Le mythe du couple franco-allemand

Cet enjeu aurait-il échappé à la si précieuse partenaire allemande ? Angela Merkel ne pouvait ignorer à quel point cette ré-autorisation votée au dernier moment par l’Allemagne allait faire passer les grandes déclarations d’Emmanuel Macron sur la refondation de l’Europe pour ce qu’elles sont : un joli conte pour enfants. Peut-être même s’en est-elle délectée, cette chancelière que les médias occidentaux prétendent en perte de vitesse, supplantée par un jeune homme cool et dynamique promis à devenir « le prochain leader de l’Europe ». Car, dans le carcan des traités européens, conçus pour limiter toute volonté régulatrice des États face au pouvoir des multinationales, la refondation ne se décrète pas à coup de discours lyriques devant des assemblées d’étudiants pâmés.

Cette triste révélation était passée inaperçue quand l’annonce d’une renégociation de la directive travailleurs détachés avait fait oublier que le secteur des transports en était exonéré. Elle devient aujourd’hui incontournable. Au pied du mur, le voisin allemand se contrefiche d’un couple qui n’existe que dans les titres de la presse française, et préserve ses intérêts, ses emplois, son industrie (et désormais son agriculture, dont il entend bien étendre les marchés au détriment de la France).

Changer les règles de ce jeu de dupes réclame plus que des déclarations et des sourires

Ou alors, mais il y aurait vraiment quelque mauvais esprit à le supposer, cette décision allemande satisfait l’exécutif français, ravi que l’Allemagne endosse ce rôle de fossoyeur des sols et des rivières, pendant que la France peut encore, à peu de frais, proclamer la main sur le cœur sa volonté d’en finir avec un herbicide qu’il sera bien difficile d’éliminer dans trois ans, quand tout le reste de l’Europe l’autorisera encore.

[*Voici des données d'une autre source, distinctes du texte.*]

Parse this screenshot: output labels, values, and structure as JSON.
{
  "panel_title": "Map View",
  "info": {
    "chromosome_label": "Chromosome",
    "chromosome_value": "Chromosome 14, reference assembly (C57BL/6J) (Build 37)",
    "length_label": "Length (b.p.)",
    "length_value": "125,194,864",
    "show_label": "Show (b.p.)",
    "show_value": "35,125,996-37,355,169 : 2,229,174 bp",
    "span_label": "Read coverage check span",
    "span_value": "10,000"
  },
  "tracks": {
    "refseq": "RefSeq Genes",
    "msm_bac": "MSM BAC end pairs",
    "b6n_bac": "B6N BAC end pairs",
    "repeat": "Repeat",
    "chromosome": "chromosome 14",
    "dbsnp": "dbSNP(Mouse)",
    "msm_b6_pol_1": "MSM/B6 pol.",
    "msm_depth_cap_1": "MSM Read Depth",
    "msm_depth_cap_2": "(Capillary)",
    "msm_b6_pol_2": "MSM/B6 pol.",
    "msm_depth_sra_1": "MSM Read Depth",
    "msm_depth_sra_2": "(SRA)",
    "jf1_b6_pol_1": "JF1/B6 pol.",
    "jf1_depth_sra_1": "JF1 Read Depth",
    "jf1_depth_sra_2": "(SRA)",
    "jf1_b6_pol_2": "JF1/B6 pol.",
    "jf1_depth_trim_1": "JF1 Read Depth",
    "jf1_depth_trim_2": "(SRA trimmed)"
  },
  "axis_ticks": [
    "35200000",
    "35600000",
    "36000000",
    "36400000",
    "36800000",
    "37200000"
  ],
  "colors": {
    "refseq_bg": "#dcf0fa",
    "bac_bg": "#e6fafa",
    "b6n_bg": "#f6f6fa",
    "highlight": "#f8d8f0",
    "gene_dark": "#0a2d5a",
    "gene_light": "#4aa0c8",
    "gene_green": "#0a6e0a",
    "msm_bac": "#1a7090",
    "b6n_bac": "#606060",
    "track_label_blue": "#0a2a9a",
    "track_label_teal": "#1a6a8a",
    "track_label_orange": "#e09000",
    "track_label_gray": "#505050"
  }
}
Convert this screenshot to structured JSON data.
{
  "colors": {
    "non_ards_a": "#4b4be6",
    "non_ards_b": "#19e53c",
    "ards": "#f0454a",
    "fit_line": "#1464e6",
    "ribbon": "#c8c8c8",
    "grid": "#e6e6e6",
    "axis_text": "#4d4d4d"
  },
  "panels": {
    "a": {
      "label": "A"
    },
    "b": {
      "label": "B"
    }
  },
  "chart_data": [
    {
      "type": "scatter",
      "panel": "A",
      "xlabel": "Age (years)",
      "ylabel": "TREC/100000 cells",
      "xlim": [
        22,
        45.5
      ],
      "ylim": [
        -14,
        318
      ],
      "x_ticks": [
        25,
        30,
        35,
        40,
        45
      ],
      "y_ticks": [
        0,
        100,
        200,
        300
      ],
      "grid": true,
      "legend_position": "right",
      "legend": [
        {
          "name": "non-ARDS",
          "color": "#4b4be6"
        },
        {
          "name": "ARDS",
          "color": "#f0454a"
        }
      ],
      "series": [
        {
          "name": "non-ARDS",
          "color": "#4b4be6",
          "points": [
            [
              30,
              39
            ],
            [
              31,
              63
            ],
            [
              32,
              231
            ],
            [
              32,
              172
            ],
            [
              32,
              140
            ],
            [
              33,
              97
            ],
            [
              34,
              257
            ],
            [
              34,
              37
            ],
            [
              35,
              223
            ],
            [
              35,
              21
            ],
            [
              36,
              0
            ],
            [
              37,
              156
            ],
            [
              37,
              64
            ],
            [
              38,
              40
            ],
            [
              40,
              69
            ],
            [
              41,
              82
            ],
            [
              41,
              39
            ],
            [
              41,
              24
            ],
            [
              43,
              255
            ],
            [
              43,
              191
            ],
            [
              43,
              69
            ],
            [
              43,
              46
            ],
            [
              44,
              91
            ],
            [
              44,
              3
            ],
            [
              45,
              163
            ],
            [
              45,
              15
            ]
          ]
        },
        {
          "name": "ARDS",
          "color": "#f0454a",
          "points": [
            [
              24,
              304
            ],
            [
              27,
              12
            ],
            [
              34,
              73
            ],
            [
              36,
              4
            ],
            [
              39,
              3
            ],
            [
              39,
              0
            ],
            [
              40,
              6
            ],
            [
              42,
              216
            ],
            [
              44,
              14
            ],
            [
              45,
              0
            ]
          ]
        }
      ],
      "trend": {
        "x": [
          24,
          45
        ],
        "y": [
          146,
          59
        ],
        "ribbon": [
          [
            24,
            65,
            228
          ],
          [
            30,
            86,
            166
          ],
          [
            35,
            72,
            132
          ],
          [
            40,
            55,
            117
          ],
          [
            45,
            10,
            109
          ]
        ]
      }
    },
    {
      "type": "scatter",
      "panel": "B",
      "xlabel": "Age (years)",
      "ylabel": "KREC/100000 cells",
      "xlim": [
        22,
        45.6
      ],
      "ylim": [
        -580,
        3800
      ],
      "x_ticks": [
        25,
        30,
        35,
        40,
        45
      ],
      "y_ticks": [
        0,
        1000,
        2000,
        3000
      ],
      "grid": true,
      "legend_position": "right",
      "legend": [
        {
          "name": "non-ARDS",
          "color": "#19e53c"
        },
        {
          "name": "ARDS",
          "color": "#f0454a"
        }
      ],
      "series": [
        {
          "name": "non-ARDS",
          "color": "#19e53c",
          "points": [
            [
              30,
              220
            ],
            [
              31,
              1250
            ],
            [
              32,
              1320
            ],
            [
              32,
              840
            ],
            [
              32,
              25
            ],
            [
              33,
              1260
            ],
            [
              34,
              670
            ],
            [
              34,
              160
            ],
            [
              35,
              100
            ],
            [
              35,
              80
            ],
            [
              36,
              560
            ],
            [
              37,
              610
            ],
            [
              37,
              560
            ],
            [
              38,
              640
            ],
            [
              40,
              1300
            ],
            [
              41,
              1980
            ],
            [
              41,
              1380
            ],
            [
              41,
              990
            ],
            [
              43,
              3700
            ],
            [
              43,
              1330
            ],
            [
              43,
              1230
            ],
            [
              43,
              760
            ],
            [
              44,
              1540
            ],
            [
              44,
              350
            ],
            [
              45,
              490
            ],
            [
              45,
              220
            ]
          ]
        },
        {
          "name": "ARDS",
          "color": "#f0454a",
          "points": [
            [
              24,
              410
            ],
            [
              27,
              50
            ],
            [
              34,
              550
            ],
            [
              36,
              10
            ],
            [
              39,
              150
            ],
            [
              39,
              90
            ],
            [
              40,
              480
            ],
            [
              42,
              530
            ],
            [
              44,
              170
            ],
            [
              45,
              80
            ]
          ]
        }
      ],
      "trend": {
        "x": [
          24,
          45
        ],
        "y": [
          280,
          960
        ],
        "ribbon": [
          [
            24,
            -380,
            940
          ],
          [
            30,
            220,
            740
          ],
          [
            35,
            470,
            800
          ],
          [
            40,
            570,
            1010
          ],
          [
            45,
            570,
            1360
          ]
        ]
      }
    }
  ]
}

La satisfaction benoîte du ministre de l’Agriculture pourrait le laisser croire, mais non ! Il serait inconvenant de se demander pourquoi, des deux côtés du Rhin, on offre le ministère de l’Environnement à de gentils écologistes ou apparentés, pendant que le cœur du réacteur, le ministère de l’Agriculture, là où se décide réellement l’avenir, est systématiquement confié à un proche des lobbys agro-industriels, quelqu’un qui fera son possible pour freiner toute évolution vers un modèle d’agriculture fondé sur le respect des sols et la limitation des intrants chimiques.

Changer les règles de ce jeu de dupes réclame plus que des déclarations et des sourires. Un bras de fer, de la volonté, le sens de l’intérêt national et la foi dans un régime, la démocratie, qui nous prescrit que le choix des citoyens, celui de voir disparaître un herbicide, celui de limiter le libre-échange ou celui de maîtriser la libre circulation d’hommes et de capitaux, doit s’imposer à toutes les bonnes raisons, tous les impératifs de gouvernance. Pour l’heure, la démocratie pèse aussi peu que la France.

 

4 commentaires sur Natacha Polony : « La France, combien de divisions en Europe ? »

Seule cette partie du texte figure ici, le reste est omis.